(2023-10-21) The Product Manager Role Is A Mistake
Michele Sollecito: The product manager role is a mistake. Software product companies aren’t usually started by people with a strong background in building software products. Those who most likely end up founding businesses are good at getting funding, and at understanding their target industry
These people tend to lead everything personally, and a lot could be said about the damage domain experts cause to their own companies when they lead things
Sometimes, though, they acknowledge the danger they represent, and hire somebody in charge of making decisions
Do you know, though, what all the great people mentioned above have in common? None of them was a product manager... None of them were motivated by OKRs, KPIs, data, or other people’s opinion. They were obsessed by their vision and craft.
So, sure, if you can find someone tremendous, you’re willing to get out of their way, and you can cope with their intensity, by all means give them control over your product and company. They’ll produce extraordinary things. Good chances are, though, that you wouldn’t be able to find them, that they wouldn’t want to work for you or with you. (A-Player)
So what do you do instead? The enormous mistake you can make is to adopt a model that requires tremendous people, without having these tremendous people. The product managers you can hire and are comfortable hiring aren’t tremendous people
So what happens when you try to replicate something you have heard or read, but with a different breed of people?
These PMs you hire have no vision, charisma, expertise, strong beliefs, or technical skills. So what do they do when you give them that kind of power? They play it safe, and they play politics.
First, they weaponize data-driven decisions
Next up is introducing frameworks and roles for everything.
Everything involves a large committee, where anyone can say “no” to anything, but nobody can fully say “yes”.
Meetings also tend to explode in number
As a final nail in the coffin, they hire a ton of bad people. People are hired based on whether they’d represent no threat, so any trace of greatness pretty much guarantees a rejection. The ideal hire becomes a mindless all-rounder, who semi-competently does everything they’re told, without any dissent or care for quality
Is there any alternative
You hire everyday great people. Each one needs to be great at something, obsessed by their craft, and driven by quality. You then put them together in a team, without individual responsibilities, ensuring that there’s minimal overlap in areas of greatness.
You could avoid team leads completely, and have area leads as outside-in coordinators. But if you decide that you prefer having a leader responsible for each area, then by all means put a great person in that role.
The leader of an area should be the person that gets closer to the various Jobs, Musk, and Bezos.
And what about product managers?

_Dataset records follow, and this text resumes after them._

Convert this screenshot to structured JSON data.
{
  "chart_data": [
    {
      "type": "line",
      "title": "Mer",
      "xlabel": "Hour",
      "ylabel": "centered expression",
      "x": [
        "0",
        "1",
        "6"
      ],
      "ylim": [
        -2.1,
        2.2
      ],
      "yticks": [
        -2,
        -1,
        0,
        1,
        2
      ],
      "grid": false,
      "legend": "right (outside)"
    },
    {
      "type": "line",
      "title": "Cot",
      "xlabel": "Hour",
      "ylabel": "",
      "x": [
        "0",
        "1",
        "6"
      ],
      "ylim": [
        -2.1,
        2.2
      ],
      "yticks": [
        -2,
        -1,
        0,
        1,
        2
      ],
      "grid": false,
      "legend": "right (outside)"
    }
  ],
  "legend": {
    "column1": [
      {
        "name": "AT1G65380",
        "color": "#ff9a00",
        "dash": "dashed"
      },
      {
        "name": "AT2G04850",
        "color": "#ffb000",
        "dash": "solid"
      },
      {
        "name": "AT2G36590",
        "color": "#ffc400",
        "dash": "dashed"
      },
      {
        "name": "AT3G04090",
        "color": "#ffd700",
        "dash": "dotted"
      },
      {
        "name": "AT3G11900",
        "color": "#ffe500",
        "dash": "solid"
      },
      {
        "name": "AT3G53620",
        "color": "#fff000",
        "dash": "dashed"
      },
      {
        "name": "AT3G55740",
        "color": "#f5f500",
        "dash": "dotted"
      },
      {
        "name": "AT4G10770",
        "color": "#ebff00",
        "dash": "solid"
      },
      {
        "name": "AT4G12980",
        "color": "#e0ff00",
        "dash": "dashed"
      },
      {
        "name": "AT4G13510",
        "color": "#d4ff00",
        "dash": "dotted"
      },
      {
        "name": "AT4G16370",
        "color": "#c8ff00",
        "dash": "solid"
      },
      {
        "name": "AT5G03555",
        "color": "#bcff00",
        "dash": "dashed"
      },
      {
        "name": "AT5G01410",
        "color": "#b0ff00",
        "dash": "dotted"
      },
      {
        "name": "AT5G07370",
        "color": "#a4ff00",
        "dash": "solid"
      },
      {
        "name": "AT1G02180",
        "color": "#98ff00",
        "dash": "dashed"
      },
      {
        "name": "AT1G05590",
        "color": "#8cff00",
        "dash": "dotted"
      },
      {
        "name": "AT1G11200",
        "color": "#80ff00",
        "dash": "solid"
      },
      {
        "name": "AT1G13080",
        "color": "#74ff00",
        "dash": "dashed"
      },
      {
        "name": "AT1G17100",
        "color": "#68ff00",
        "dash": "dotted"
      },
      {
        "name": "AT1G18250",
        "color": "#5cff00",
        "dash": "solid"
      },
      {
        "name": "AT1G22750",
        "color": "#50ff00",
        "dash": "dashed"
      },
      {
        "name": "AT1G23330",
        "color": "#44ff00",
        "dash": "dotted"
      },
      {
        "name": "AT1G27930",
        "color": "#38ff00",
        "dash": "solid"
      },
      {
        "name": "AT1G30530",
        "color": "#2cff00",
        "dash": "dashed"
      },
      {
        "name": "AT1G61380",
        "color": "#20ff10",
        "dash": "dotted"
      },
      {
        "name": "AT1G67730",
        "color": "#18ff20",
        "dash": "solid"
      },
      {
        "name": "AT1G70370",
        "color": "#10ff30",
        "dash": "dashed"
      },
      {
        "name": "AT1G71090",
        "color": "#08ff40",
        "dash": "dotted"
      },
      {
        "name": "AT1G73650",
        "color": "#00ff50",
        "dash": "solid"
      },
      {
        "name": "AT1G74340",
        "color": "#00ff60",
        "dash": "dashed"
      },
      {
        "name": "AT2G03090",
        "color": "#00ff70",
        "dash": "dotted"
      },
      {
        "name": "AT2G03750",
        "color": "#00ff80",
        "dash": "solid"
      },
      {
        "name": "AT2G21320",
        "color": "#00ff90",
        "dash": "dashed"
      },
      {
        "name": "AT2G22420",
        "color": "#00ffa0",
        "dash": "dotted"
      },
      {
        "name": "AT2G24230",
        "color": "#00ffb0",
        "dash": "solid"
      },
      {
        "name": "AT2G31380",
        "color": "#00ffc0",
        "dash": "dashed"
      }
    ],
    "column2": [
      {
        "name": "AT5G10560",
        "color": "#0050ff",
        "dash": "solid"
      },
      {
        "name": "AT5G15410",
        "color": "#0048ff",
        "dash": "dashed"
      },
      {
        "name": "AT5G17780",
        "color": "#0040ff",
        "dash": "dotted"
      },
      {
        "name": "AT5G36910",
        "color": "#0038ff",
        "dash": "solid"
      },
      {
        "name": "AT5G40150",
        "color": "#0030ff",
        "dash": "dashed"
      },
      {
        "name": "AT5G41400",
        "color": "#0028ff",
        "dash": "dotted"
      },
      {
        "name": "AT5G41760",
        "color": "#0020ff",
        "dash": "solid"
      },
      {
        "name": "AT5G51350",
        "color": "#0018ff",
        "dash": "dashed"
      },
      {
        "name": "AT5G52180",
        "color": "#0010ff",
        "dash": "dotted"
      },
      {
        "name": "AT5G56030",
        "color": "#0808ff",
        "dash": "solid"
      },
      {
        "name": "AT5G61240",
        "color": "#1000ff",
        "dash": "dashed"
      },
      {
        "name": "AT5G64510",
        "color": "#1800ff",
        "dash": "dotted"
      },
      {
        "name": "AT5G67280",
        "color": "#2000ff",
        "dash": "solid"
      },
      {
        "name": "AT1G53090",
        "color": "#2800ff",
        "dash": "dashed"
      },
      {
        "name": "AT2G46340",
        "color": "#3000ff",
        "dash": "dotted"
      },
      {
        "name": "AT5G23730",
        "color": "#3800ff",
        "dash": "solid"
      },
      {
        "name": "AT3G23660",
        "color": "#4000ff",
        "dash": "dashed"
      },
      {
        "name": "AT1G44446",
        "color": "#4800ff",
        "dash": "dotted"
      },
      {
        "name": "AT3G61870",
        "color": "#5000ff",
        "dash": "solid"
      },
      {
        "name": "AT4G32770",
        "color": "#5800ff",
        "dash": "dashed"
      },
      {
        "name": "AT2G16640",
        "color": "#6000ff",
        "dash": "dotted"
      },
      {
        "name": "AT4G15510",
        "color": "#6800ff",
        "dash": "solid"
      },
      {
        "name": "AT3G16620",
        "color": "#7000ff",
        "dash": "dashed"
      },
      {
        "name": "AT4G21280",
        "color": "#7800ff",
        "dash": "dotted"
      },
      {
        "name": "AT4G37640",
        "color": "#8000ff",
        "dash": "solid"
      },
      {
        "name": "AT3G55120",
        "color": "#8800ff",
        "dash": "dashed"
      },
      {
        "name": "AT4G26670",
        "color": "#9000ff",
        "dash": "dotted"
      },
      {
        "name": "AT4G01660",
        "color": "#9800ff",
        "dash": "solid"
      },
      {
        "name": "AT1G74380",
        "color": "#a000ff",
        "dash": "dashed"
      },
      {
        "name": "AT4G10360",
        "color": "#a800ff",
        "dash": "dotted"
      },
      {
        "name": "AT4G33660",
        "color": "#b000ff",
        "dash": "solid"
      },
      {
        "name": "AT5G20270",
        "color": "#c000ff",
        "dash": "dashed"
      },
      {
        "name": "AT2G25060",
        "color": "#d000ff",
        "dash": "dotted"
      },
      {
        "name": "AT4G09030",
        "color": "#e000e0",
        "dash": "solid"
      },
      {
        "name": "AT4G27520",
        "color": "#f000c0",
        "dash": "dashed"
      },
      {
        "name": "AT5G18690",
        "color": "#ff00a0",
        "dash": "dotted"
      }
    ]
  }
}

Is there no space for PMs in a well-operating company? Not for the PM role, no
You do need people that obsess about product discovery, product observability, and other areas traditionally delegated to product managers. Almost inevitably, these people will have held a product manager role, and that’s fine. But you’re hiring because of the obsession and the strengths, not because of the title.
I’d be dishonest if I wouldn’t admit that the problems I described happen everytime anyone without vision, charisma, passion, technical skills, and willpower is put in charge. So why the focus on product managers? It’s because of this tendency to wanting people with a product manager title in charge of software product development.